Supermarkets braced for first day of 10% discount deal
Supermarkets are bracing themselves for a busy time on the first day of their ten percent discount deal for shoppers.
Lindo’s, MarketPlace and Supermart agreed to offer the special deal — a step up from the traditional five percent discount offered on Wednesdays — after talks with Government on how the stores could help to alleviate economic stress in the community.
Zach Moniz, manager of Lindo’s flagship store in Warwick, said extra cashiers would be on duty today.
He added: “We anticipate it will be a little bit busier than a normal Wednesday. But we are ready for it either way.”
Mr Moniz added that Lindo’s, which operates another store in Devonshire, decided to get involved in the discount scheme as a way of easing the burden on families.
He said: “Tredwick Gorham from Supermart went to the Government and asked what we could do and Government reached out to the three big supermarkets.
“Collectively, we decided that we could help.”
Mr Moniz added: “We got involved because it’s a way we could try to help alleviate the tough challenges people face today. People have financial pressures on them like never before.
“We thought we should help try and alleviate some of that financial pressure in the coming year.”
A spokeswoman for the MarketPlace chain, which has eight stores across the Island, declined to comment until tomorrow.
Tredick Gorham, president of Supermart on Front Street, was yesterday off the Island and could not be contacted for comment.
Stephen Dunkley, general manager at food importers and wholesalers Dunkley & Pioneer Dairies Ltd — one of the participating stores’ suppliers — said he was “waiting to see” how the increased discount would work out.
He said the deal did offer the opportunity for individuals to save some money, and while it may just amount to a few dollars a week, over the course of a year it will add up. “Bermudians are capable of getting through this thing, but they have to be wise about spending money,” he said.
Mr Dunkley said wholesalers have been making strenuous efforts to keep costs down, and those efforts have meant they’ve experienced thinning margins since 2009/2010.
He explained: “No one in the food supply chain is making massive margins. A packet of cookies on the grocery store shelf which costs $5, from that amount, the grocery store gets their cut, the wholesaler gets his cut, and the price must cover the original purchase of the goods — the first cost — freight and duty, and then on top of those landed costs, trucking it to the warehouse, storing it in chilled storage rooms, delivering it by truck to the grocery stores, and the administration costs as well.”
The fluctuating cost of goods is another variable. He gave as an example corn, which is currently rising in price. A commodity that is found in countless items because the oil that is extracted from it, along with the demand for the grain itself, the price rise increases the cost of numerous goods.
While a company like Dunkley will pass on that same increase to their customers, as a percentage of their total cost, their margin is shrinking.
When it comes to commodities such as eggs, chicken and beef, whose costs are driven by the market and so will change, the problem becomes more complex. He said Dunkley’s works to keep prices stable, but: “The price of eggs changes weekly. We’re running into the Christmas season and the price of eggs always goes up at Christmas time. There is a shortage of brown eggs in the US at the moment, and Bermuda is brown egg country.
“The demand goes up, and so the price goes up. If the demand goes down, then the price goes down. We have no control about that.”

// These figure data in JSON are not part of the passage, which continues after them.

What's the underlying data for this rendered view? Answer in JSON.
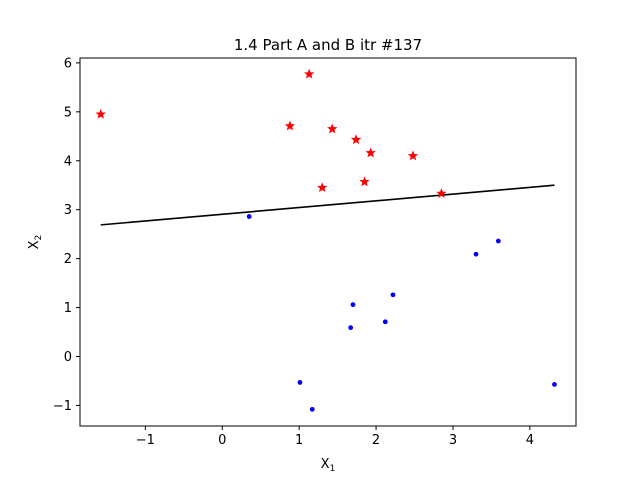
{
  "chart_data": {
    "type": "scatter",
    "title": "1.4 Part A and B itr #137",
    "xlabel": "X",
    "xlabel_sub": "1",
    "ylabel": "X",
    "ylabel_sub": "2",
    "xlim": [
      -1.85,
      4.6
    ],
    "ylim": [
      -1.42,
      6.1
    ],
    "xticks": [
      -1,
      0,
      1,
      2,
      3,
      4
    ],
    "yticks": [
      -1,
      0,
      1,
      2,
      3,
      4,
      5,
      6
    ],
    "xtick_labels": [
      "−1",
      "0",
      "1",
      "2",
      "3",
      "4"
    ],
    "ytick_labels": [
      "−1",
      "0",
      "1",
      "2",
      "3",
      "4",
      "5",
      "6"
    ],
    "grid": false,
    "series": [
      {
        "marker": "star",
        "color": "#ff0000",
        "points": [
          [
            -1.58,
            4.95
          ],
          [
            1.13,
            5.77
          ],
          [
            0.88,
            4.71
          ],
          [
            1.43,
            4.65
          ],
          [
            1.74,
            4.43
          ],
          [
            1.93,
            4.16
          ],
          [
            2.48,
            4.1
          ],
          [
            1.3,
            3.45
          ],
          [
            1.85,
            3.57
          ],
          [
            2.85,
            3.33
          ]
        ]
      },
      {
        "marker": "circle",
        "color": "#0000ff",
        "points": [
          [
            0.35,
            2.86
          ],
          [
            3.3,
            2.09
          ],
          [
            3.59,
            2.36
          ],
          [
            2.22,
            1.26
          ],
          [
            1.7,
            1.06
          ],
          [
            2.12,
            0.71
          ],
          [
            1.67,
            0.59
          ],
          [
            1.01,
            -0.53
          ],
          [
            1.17,
            -1.08
          ],
          [
            4.32,
            -0.57
          ]
        ]
      }
    ],
    "lines": [
      {
        "color": "#000000",
        "x": [
          -1.58,
          4.32
        ],
        "y": [
          2.69,
          3.5
        ]
      }
    ]
  }
}
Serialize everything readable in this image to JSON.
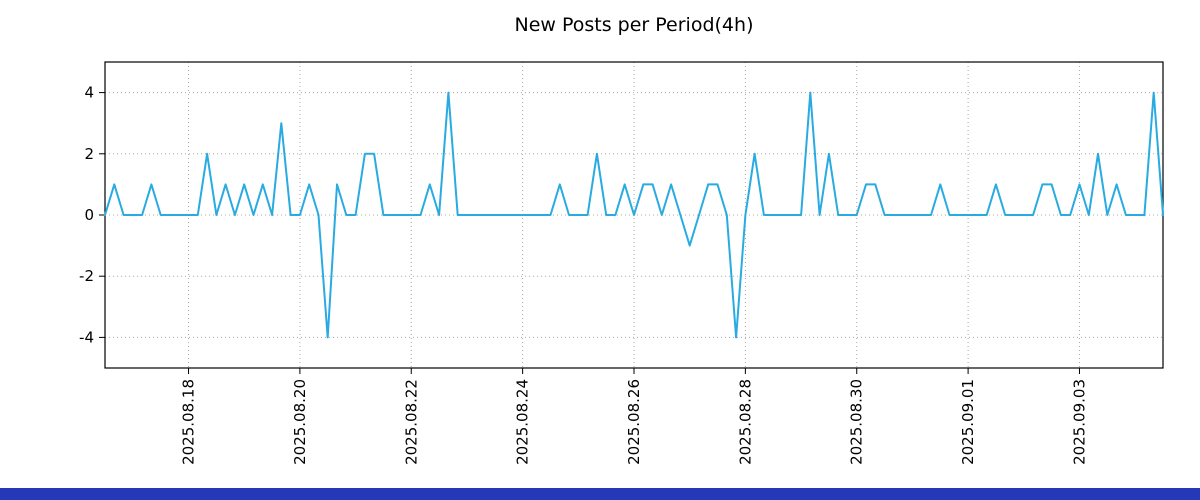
{
  "chart_data": {
    "type": "line",
    "title": "New Posts per Period(4h)",
    "xlabel": "",
    "ylabel": "",
    "x_start": "2025.08.16 12:00",
    "x_step_hours": 4,
    "x_tick_labels": [
      "2025.08.18",
      "2025.08.20",
      "2025.08.22",
      "2025.08.24",
      "2025.08.26",
      "2025.08.28",
      "2025.08.30",
      "2025.09.01",
      "2025.09.03"
    ],
    "x_tick_indices": [
      9,
      21,
      33,
      45,
      57,
      69,
      81,
      93,
      105
    ],
    "y_ticks": [
      -4,
      -2,
      0,
      2,
      4
    ],
    "ylim": [
      -5,
      5
    ],
    "grid": "dotted",
    "legend": "none",
    "line_color": "#29abe2",
    "grid_color": "#a8a8a8",
    "axis_color": "#000000",
    "values": [
      0,
      1,
      0,
      0,
      0,
      1,
      0,
      0,
      0,
      0,
      0,
      2,
      0,
      1,
      0,
      1,
      0,
      1,
      0,
      3,
      0,
      0,
      1,
      0,
      -4,
      1,
      0,
      0,
      2,
      2,
      0,
      0,
      0,
      0,
      0,
      1,
      0,
      4,
      0,
      0,
      0,
      0,
      0,
      0,
      0,
      0,
      0,
      0,
      0,
      1,
      0,
      0,
      0,
      2,
      0,
      0,
      1,
      0,
      1,
      1,
      0,
      1,
      0,
      -1,
      0,
      1,
      1,
      0,
      -4,
      0,
      2,
      0,
      0,
      0,
      0,
      0,
      4,
      0,
      2,
      0,
      0,
      0,
      1,
      1,
      0,
      0,
      0,
      0,
      0,
      0,
      1,
      0,
      0,
      0,
      0,
      0,
      1,
      0,
      0,
      0,
      0,
      1,
      1,
      0,
      0,
      1,
      0,
      2,
      0,
      1,
      0,
      0,
      0,
      4,
      0
    ]
  },
  "footer": {
    "bar_color": "#2438b8"
  }
}
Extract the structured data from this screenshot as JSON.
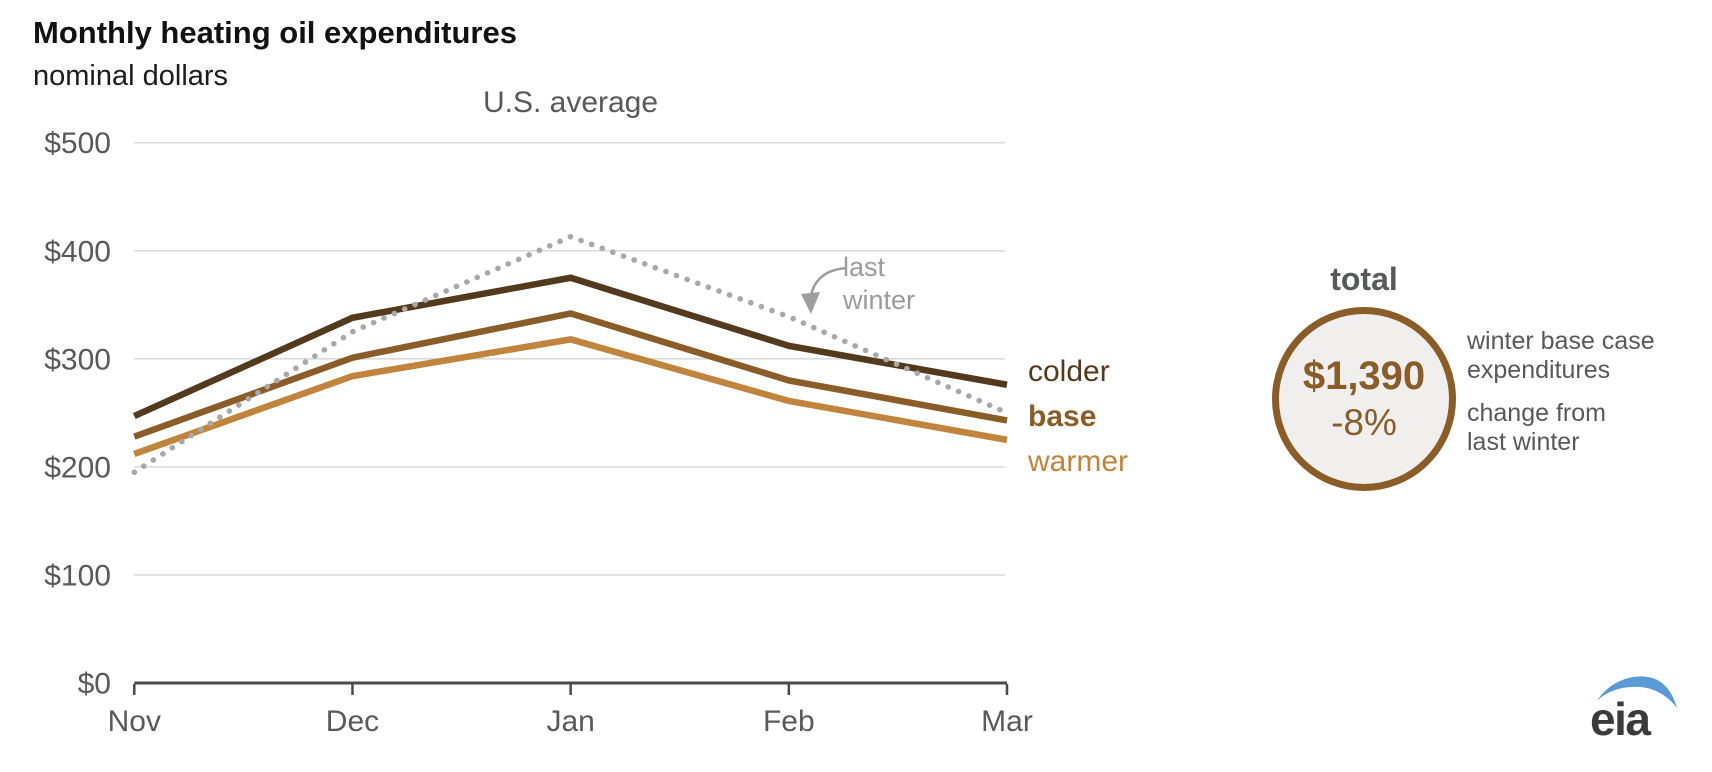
{
  "header": {
    "title": "Monthly heating oil expenditures",
    "subtitle": "nominal dollars"
  },
  "chart_data": {
    "type": "line",
    "title": "U.S. average",
    "categories": [
      "Nov",
      "Dec",
      "Jan",
      "Feb",
      "Mar"
    ],
    "series": [
      {
        "name": "colder",
        "style": "solid",
        "color": "#533a1d",
        "values": [
          247,
          338,
          375,
          312,
          276
        ]
      },
      {
        "name": "base",
        "style": "solid",
        "color": "#8a5c28",
        "values": [
          228,
          301,
          342,
          280,
          243
        ]
      },
      {
        "name": "warmer",
        "style": "solid",
        "color": "#c0843c",
        "values": [
          212,
          284,
          318,
          261,
          225
        ]
      },
      {
        "name": "last winter",
        "style": "dotted",
        "color": "#a8a8a8",
        "values": [
          195,
          325,
          413,
          339,
          250
        ]
      }
    ],
    "y_axis": {
      "range": [
        0,
        500
      ],
      "ticks": [
        {
          "value": 0,
          "label": "$0"
        },
        {
          "value": 100,
          "label": "$100"
        },
        {
          "value": 200,
          "label": "$200"
        },
        {
          "value": 300,
          "label": "$300"
        },
        {
          "value": 400,
          "label": "$400"
        },
        {
          "value": 500,
          "label": "$500"
        }
      ]
    },
    "grid": true,
    "legend_position": "right-end-labels",
    "colors": {
      "grid": "#d9d9d9",
      "axis": "#4a4a4a",
      "tick_text": "#58595b"
    }
  },
  "annotation": {
    "line1": "last",
    "line2": "winter"
  },
  "total_panel": {
    "heading": "total",
    "value": "$1,390",
    "change": "-8%",
    "desc_value_l1": "winter base case",
    "desc_value_l2": "expenditures",
    "desc_change_l1": "change from",
    "desc_change_l2": "last winter",
    "circle_border": "#8a5c28",
    "circle_fill": "#f0efee"
  },
  "logo": {
    "text": "eia",
    "swoosh_color": "#5b9bd5",
    "text_color": "#3b3b3b"
  }
}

However, Mr Dunkley said running the business is not all about the cost of eggs.
“It gets to a point where you have to function more efficiently, and you’re also dealing with the fact the population has decreased — eight percent of the population is gone.”

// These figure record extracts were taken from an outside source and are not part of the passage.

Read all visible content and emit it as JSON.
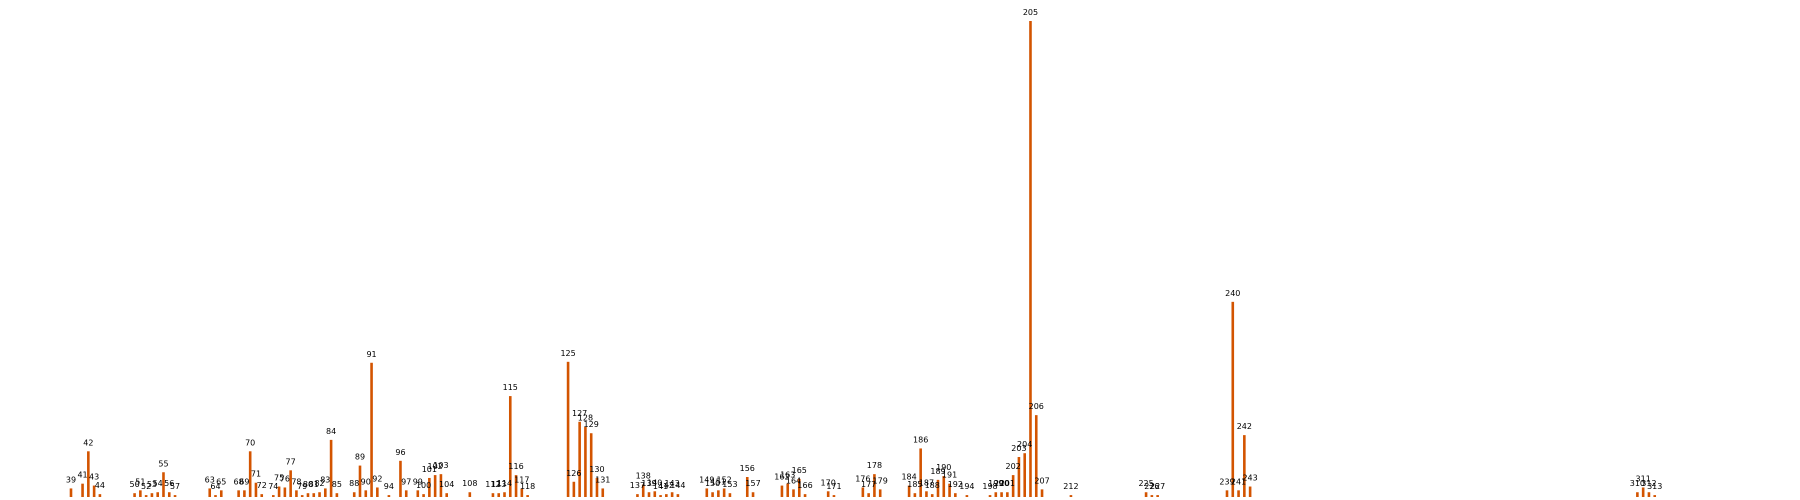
{
  "chart_data": {
    "type": "bar",
    "title": "",
    "xlabel": "",
    "ylabel": "",
    "x": [
      39,
      41,
      42,
      43,
      44,
      50,
      51,
      52,
      53,
      54,
      55,
      56,
      57,
      63,
      64,
      65,
      68,
      69,
      70,
      71,
      72,
      74,
      75,
      76,
      77,
      78,
      79,
      80,
      81,
      82,
      83,
      84,
      85,
      88,
      89,
      90,
      91,
      92,
      94,
      96,
      97,
      99,
      100,
      101,
      102,
      103,
      104,
      108,
      112,
      113,
      114,
      115,
      116,
      117,
      118,
      125,
      126,
      127,
      128,
      129,
      130,
      131,
      137,
      138,
      139,
      140,
      141,
      142,
      143,
      144,
      149,
      150,
      151,
      152,
      153,
      156,
      157,
      162,
      163,
      164,
      165,
      166,
      170,
      171,
      176,
      177,
      178,
      179,
      184,
      185,
      186,
      187,
      188,
      189,
      190,
      191,
      192,
      194,
      198,
      199,
      200,
      201,
      202,
      203,
      204,
      205,
      206,
      207,
      212,
      225,
      226,
      227,
      239,
      240,
      241,
      242,
      243,
      310,
      311,
      312,
      313
    ],
    "values": [
      9,
      14,
      48,
      12,
      3,
      4,
      7,
      2,
      4,
      5,
      26,
      5,
      2,
      9,
      2,
      7,
      7,
      7,
      48,
      15,
      3,
      2,
      11,
      10,
      28,
      7,
      2,
      4,
      4,
      5,
      9,
      60,
      4,
      5,
      33,
      7,
      141,
      10,
      2,
      38,
      7,
      7,
      3,
      20,
      23,
      24,
      4,
      5,
      4,
      4,
      5,
      106,
      23,
      9,
      2,
      142,
      16,
      79,
      74,
      67,
      20,
      9,
      3,
      13,
      5,
      6,
      2,
      3,
      5,
      3,
      9,
      5,
      7,
      9,
      4,
      21,
      5,
      12,
      14,
      8,
      19,
      3,
      6,
      2,
      10,
      4,
      24,
      8,
      12,
      4,
      51,
      6,
      3,
      18,
      22,
      14,
      4,
      2,
      2,
      5,
      5,
      5,
      23,
      42,
      46,
      500,
      86,
      8,
      2,
      5,
      2,
      2,
      7,
      205,
      7,
      65,
      11,
      5,
      10,
      5,
      2
    ],
    "ylim": [
      0,
      500
    ],
    "grid": false,
    "bar_color": "#d35400"
  }
}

However, the infrastructure to run the Bermuda economy remains the same. “When you’re in the distribution business, you still have to send the trucks out with smaller loads — your costs don’t shrink,” he said. “You have to keep the chill room chilled if you have one pallet of eggs in there or 10 pallets of eggs — that’s eating into your margin,” he said. “I don’t think the average person realises this.
“And freight costs are astronomical because the ship that brought the containers of food into Bermuda is going back empty.” He said it means you are paying twice the freight costs that you would be if Bermuda was an exporter of goods.

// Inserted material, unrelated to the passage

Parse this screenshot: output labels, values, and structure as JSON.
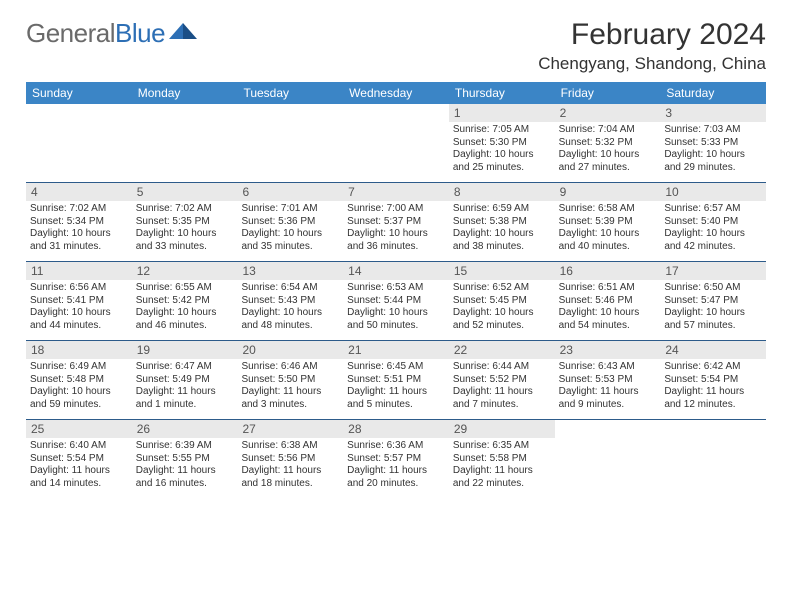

On top of all this, Bermuda does not have the buying power of a place like Wal-Mart, for example. “Therefore we are paying more for our goods than they are, because we are so much smaller. People compare prices with what they see in places like that, which isn’t fair.”
Mr Dunkley said: “I don’t know how long this is going to go on for. We have learned to be more efficient — and we try to learn from all of this.”
Mr Dunkley, who described himself as an optimist, said at Dunkley’s they have managed to maintain their staff levels, — importantly for the economy. “If someone loses a job, then the rest of their lives will crumble,” he said. “Our staff have been very good at working with us to make things more efficient.”
Sustaining the effort as time goes on, he said, means “having to be able to take our knocks — we have to be sensible about everything we do.
“Every day brings a new problem — and a new solution. We have to keep plugging along — you can’t give up.”